טכניון מכון טכנולוגי לישראל
הטכניון מכון טכנולוגי לישראל - בית הספר ללימודי מוסמכים  
M.Sc Thesis
M.Sc StudentAshkenazi Ortal
SubjectCreating Screening Questionnaires from Archival Social Media
Data
DepartmentDepartment of Industrial Engineering and Management
Supervisors DR. Ofra Amir
DR. Elad Yom-Tov
Full Thesis textFull thesis text - English Version


Abstract

Screening questionnaires are used in medicine as a diagnostic aid. Creating them is a long and expensive process, which might be automated through analysis of social media posts related to symptoms and behaviors prior to diagnosis.

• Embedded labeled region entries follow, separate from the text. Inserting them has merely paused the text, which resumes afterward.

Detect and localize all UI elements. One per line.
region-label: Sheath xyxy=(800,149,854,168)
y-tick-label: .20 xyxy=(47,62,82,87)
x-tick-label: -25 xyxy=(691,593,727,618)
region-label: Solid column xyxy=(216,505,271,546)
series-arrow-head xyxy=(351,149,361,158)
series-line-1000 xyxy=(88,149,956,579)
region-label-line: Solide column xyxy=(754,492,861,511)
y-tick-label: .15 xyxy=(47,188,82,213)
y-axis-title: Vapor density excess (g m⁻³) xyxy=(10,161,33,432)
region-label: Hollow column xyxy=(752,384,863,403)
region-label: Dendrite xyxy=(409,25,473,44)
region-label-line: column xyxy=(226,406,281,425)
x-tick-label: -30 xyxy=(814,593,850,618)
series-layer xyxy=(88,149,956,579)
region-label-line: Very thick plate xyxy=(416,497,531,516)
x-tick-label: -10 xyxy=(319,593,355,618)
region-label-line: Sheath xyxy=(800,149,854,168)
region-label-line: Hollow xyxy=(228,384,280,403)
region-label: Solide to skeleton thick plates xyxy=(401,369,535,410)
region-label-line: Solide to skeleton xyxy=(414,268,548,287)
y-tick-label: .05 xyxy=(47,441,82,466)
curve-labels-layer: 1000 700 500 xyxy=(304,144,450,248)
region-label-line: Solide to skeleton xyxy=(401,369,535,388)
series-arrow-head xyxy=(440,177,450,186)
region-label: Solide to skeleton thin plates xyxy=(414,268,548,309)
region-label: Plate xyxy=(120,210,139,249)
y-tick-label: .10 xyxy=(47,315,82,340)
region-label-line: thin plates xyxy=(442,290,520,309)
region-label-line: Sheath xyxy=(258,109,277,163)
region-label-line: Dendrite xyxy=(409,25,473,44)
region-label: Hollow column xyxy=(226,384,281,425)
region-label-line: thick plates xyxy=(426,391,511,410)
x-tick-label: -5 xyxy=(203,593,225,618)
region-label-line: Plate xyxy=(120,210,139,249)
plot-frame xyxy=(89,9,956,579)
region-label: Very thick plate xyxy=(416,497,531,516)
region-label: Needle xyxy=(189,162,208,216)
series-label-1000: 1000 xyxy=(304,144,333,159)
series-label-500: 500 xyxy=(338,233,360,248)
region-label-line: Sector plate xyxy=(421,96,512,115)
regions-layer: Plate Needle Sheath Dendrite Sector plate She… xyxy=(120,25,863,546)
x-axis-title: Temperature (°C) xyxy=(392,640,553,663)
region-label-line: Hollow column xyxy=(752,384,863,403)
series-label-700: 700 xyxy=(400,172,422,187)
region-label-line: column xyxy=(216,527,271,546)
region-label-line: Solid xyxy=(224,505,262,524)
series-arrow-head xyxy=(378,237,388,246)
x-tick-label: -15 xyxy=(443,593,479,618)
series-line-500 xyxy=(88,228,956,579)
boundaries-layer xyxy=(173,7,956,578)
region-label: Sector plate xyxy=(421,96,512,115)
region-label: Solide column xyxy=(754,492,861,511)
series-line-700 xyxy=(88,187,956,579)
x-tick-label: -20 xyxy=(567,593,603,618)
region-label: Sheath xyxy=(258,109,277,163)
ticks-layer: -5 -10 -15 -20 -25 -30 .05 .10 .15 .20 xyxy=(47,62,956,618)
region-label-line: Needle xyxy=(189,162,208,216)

Here we propose a method for generating a screening questionnaire for a given medical condition from social media postings. The method first identifies a cohort of users through their posts in dedicated patient groups and a control group of users who reported similar symptoms but did not report being diagnosed with the condition of interest. Posts made prior to diagnosis are used to generate decision rules to differentiate between the different groups by clustering symptoms mentioned therein and training a decision tree. We validate the generated rules by correlating the rules with the scores given by medical doctors to matching cases.

Questionnaires for three conditions (endometriosis, lupus, and gout), were produced using the data of several hundreds of users from Reddit and rated by doctors. The average Pearson’s correlation between medical doctor’s scores and the decision rules were 0.58 (endometriosis), 0.40 (lupus) and 0.27 (gout).

Our results suggest that the process of questionnaire generation can be, at least partly, automated. The generated questionnaires are advantageous in that they are based on real-person experience, but are currently lacking in their ability to capture the context, duration, and timing of symptoms.